Acquired brain injuries also occur when there is an interruption in the supply of blood and oxygen flowing to the brain. Without oxygen, neurons begin to die after about four minutes.
At our elementary level of discussion, the consequences of a brain injury—traumatic or acquired—for the survivor are similar.
Note: Recently, the definition of acquired brain injury has been broadened by some to include all damage to the brain acquired after birth, including traumatic injuries. Obviously, this can cause some confusion when using and interpreting this term.
The Healing Brain
The medical world has developed ways to keep people with horrendous brain injuries alive, but it has not yet found ways to return these patients to their pre-injury condition. The human brain has an amazing ability to heal itself, but once neurons are dead, they are gone for good. Once the connections among neurons are severed, they cannot be reattached. This is why all survivors of a serious brain injury suffer some permanent impairment.
This does not mean that people living with a brain injury cannot improve their condition. Nearly all survivors—through hard work—are able to regain some capabilities lost to their injuries.
How are they able to do this?
For maximum benefit, survivors should begin formal rehabilitation as soon as they are responding to commands. This enables professionally guided therapy to work in sync with the natural healing of the brain.
Recovering from a serious brain injury is a mammoth undertaking. In the initial days of their recovery, survivors often are as helpless as an infant. The connections among billions of neurons in their brain have been severed. Messages cannot pass. The activities dependent on these messages—even a task as simple as getting out of bed—are unmanageable.
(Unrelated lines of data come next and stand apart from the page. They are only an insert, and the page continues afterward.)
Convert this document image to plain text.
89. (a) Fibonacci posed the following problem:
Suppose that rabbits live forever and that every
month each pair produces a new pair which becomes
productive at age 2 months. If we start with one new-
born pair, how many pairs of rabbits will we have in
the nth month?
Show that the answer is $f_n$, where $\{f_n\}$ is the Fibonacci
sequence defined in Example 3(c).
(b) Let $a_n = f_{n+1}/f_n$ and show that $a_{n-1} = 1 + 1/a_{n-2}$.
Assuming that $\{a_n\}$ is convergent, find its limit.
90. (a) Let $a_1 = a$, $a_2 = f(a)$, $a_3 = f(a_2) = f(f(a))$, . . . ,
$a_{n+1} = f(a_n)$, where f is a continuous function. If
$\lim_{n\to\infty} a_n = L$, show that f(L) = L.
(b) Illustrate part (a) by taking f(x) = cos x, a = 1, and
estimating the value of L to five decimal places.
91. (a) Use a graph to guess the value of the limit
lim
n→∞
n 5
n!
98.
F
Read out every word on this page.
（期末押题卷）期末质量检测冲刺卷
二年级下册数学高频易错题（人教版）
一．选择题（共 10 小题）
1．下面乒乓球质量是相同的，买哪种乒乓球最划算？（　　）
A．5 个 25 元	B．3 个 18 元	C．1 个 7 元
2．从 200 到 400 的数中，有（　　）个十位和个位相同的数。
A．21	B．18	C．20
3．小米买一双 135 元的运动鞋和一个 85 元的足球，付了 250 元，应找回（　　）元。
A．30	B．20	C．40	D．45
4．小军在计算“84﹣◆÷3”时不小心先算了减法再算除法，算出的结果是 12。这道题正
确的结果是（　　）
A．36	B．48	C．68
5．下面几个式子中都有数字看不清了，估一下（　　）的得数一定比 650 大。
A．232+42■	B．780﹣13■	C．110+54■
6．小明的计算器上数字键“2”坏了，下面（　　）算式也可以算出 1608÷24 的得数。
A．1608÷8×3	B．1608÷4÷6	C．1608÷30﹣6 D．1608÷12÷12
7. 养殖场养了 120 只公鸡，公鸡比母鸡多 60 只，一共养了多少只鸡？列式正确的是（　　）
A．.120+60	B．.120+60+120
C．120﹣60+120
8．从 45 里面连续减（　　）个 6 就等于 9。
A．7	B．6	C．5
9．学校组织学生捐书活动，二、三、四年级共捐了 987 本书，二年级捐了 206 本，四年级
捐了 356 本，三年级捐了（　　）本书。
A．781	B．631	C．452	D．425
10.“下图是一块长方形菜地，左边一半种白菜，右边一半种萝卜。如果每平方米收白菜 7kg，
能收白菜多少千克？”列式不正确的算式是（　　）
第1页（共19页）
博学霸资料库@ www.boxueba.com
Jessica complained of an aching leg whenever she lay on her left side. She endured this pain because she couldn’t recall how to change her position in bed. For Jessica to once again be able to switch from her left side to her right side she had to relearn and practice this simple maneuver until she had mastered it.
Given that it takes a lifetime to accumulate the information stored in one’s brain, it’s not surprising that recovery can be a lifelong process. The brain is the slowest part of the human body to heal. The spontaneous recovery of damaged neurons takes months. The rewiring of the brain can take much longer.